When John and Stan were doing some ice fishing on Anahim Lake in early February, John mentioned to Stan that Terrence was looking for a way to get even with the French. So while denying any involvement of his own, Stan very discreetly replied that he had a friend who was with the resistance who was “a privacy freak,” and that he would be willing to meet Terrence only if he could wear a mask to the meeting. Through John, Stan scheduled a meeting with Terrence the following Saturday near Chilanko Forks, at a trailhead.

•   •   •

The trailhead was less than a quarter mile from the Chilanko Forks General Store. When Terrence arrived at the trail junction, he was fifteen minutes early. He sat down on a large cedar stump and rolled a cigarette. Just as he was about to light it, he heard a voice from close behind him. “State your name.”

Startled, Terrence jumped up and turned around. He said, “I’m Terrence. Are you the guy?”

A voice that seemed quite close answered, “Yes, I’m the man you’re supposed to meet.”

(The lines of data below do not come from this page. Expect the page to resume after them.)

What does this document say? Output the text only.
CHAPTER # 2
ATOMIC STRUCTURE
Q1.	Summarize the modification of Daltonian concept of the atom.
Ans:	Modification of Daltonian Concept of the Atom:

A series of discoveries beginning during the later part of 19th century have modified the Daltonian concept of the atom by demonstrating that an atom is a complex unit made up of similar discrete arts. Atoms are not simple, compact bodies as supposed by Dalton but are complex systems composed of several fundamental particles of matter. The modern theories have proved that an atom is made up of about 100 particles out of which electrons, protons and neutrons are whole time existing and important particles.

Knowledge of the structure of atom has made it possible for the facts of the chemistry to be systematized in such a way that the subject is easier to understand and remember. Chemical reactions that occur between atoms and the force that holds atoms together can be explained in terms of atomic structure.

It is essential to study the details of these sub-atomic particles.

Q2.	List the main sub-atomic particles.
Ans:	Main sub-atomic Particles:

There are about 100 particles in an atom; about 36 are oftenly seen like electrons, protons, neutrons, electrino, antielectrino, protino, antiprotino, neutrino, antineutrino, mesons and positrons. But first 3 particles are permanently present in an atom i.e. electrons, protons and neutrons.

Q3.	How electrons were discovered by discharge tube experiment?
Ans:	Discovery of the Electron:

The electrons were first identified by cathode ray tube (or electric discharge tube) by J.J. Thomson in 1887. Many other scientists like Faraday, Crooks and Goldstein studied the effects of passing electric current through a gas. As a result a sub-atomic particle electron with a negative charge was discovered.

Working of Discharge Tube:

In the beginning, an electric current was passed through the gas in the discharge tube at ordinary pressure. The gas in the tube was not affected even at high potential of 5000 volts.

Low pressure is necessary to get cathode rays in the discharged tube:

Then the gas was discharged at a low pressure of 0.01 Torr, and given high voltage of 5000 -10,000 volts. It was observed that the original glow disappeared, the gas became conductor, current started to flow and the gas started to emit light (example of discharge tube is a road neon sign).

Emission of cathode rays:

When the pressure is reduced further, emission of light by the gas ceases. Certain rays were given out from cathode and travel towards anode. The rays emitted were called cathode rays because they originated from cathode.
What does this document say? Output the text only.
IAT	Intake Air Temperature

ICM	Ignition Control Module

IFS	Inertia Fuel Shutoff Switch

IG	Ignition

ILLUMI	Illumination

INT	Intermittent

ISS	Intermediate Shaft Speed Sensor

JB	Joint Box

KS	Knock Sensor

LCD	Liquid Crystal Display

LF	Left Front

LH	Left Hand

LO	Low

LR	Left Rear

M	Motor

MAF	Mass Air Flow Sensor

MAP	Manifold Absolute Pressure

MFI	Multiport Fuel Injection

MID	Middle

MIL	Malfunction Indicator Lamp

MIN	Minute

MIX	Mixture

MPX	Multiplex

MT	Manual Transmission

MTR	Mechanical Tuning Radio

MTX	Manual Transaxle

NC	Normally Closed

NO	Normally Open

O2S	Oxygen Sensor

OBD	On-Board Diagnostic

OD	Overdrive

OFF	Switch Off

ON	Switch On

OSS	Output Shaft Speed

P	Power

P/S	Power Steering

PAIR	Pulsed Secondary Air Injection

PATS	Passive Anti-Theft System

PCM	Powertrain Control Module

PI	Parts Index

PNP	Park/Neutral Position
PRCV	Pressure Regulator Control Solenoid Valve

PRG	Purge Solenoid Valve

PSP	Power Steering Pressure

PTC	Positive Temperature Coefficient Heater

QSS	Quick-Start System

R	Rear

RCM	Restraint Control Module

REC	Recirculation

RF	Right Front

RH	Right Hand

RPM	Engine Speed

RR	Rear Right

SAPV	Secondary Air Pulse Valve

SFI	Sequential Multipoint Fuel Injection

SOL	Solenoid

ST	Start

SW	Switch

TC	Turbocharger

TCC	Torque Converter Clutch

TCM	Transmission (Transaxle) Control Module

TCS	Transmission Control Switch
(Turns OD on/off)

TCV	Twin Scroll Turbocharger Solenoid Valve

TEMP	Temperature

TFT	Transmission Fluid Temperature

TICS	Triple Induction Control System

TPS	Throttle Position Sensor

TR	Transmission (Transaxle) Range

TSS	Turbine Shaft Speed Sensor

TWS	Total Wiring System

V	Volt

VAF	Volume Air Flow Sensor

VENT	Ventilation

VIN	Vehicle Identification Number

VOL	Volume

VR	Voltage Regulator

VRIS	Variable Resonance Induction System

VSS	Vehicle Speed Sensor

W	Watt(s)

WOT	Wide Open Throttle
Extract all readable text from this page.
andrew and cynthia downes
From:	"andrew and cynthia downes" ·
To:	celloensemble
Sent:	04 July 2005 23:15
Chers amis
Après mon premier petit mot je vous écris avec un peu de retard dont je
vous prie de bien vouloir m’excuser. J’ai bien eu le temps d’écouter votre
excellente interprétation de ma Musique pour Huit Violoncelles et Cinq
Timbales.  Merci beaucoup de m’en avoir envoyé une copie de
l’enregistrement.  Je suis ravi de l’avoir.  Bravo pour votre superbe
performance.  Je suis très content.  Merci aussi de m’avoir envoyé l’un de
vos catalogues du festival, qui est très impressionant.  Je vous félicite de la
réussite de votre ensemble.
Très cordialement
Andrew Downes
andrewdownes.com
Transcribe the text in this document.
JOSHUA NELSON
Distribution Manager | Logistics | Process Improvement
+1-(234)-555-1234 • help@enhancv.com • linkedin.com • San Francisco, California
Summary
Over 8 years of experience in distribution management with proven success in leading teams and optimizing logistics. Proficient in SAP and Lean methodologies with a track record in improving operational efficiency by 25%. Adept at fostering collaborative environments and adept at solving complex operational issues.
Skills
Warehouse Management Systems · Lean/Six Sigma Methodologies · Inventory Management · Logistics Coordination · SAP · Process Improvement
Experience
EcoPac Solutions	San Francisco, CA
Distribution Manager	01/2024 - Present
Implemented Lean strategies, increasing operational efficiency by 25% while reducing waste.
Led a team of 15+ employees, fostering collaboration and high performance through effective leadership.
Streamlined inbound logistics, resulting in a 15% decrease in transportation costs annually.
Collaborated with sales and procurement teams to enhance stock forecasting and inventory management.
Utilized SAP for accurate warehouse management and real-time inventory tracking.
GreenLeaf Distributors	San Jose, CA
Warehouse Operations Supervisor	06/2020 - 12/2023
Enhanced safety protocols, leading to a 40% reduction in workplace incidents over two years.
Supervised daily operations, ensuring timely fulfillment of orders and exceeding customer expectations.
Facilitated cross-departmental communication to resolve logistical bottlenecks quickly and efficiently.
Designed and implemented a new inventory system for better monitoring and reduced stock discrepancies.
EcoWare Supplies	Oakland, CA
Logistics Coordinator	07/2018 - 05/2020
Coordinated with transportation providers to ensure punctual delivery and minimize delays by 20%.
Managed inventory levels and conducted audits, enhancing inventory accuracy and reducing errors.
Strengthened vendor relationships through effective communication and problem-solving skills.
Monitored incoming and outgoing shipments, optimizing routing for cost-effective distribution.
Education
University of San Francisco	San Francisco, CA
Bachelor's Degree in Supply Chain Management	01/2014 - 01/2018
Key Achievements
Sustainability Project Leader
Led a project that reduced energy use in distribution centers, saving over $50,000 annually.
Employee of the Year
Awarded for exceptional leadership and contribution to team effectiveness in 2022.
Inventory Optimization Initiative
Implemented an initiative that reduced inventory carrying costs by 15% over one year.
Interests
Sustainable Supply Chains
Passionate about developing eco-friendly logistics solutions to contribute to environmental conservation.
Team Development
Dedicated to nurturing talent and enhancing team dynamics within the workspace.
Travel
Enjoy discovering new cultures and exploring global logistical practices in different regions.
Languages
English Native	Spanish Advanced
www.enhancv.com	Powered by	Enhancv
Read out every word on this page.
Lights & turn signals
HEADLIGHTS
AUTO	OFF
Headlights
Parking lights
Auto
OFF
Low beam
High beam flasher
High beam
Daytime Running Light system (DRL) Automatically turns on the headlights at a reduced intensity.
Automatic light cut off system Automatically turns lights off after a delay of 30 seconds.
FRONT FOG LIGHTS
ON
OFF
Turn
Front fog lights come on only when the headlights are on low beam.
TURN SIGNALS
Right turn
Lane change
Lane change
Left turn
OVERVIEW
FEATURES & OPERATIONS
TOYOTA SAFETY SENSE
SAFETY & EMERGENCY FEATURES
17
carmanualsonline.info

Terrence Billy was confused because he couldn’t determine where the voice was coming from. Then the bush fifteen feet in front of him started to move.

Ray McGregor emerged. He was wearing a shredded burlap ghillie suit, which he had borrowed from Phil.

Terrence laughed and said, “I guess I should call you ‘Mr. Tree.’”

“That name will work just fine, sir.”

As he walked forward, Ray said, “Weyt-k,” the Secwepemc word for hello.

Weyt-k,” Terrence echoed back.

They now stood just two paces apart. Terrence couldn’t see Ray’s face through the ghillie suit’s green-mottled face net. Ray said, “I’m not of the First Nations. In fact I’m of Scots-Irish extraction, but I have respect for your people. I understand that you don’t like the French and their evil deeds.”

“You understand correctly. Fact is, you could say that I hate their guts. I want to make war on them.”

“I heard about your cousin Katie. The UNPROFOR soldiers are world-class sicko bastards.”

After a pause, Ray asked, “Are you willing to use a dump truck to deliver an explosive device somewhere? You’d set a timer and walk away.”

“Skookum. Sign me up.”

“Now, wait. You have to realize that this will be a very big device, so there could be collateral damage, and that after you do this, you definitely won’t be able to show your face in town. You may have to hide out for years, or perhaps go into exile down in the States. So do you have someplace to go, and a good network with your band that can keep you supplied?”

“Yeah. My uncle has a cabin way back in the woods, outside of Dugan Lake, that he lets me use. It’s a ‘hike-in’ cabin. You take a trail in off Horsefly Road. That cabin was grandfather-claused when the provincial forest service got set up. But a few years back, they made my uncle mad when they told him that he couldn’t build a road to it. They had a hearing at the Forest Headquarters office. He told them, ‘I’m an old man and getting crippled, and you tell me I can’t build a road to my own cabin. You are disgraceful persons.’ Anyway, he promised me the cabin after he dies. I can stay there, and I have lots of cousins that can bring me grub.”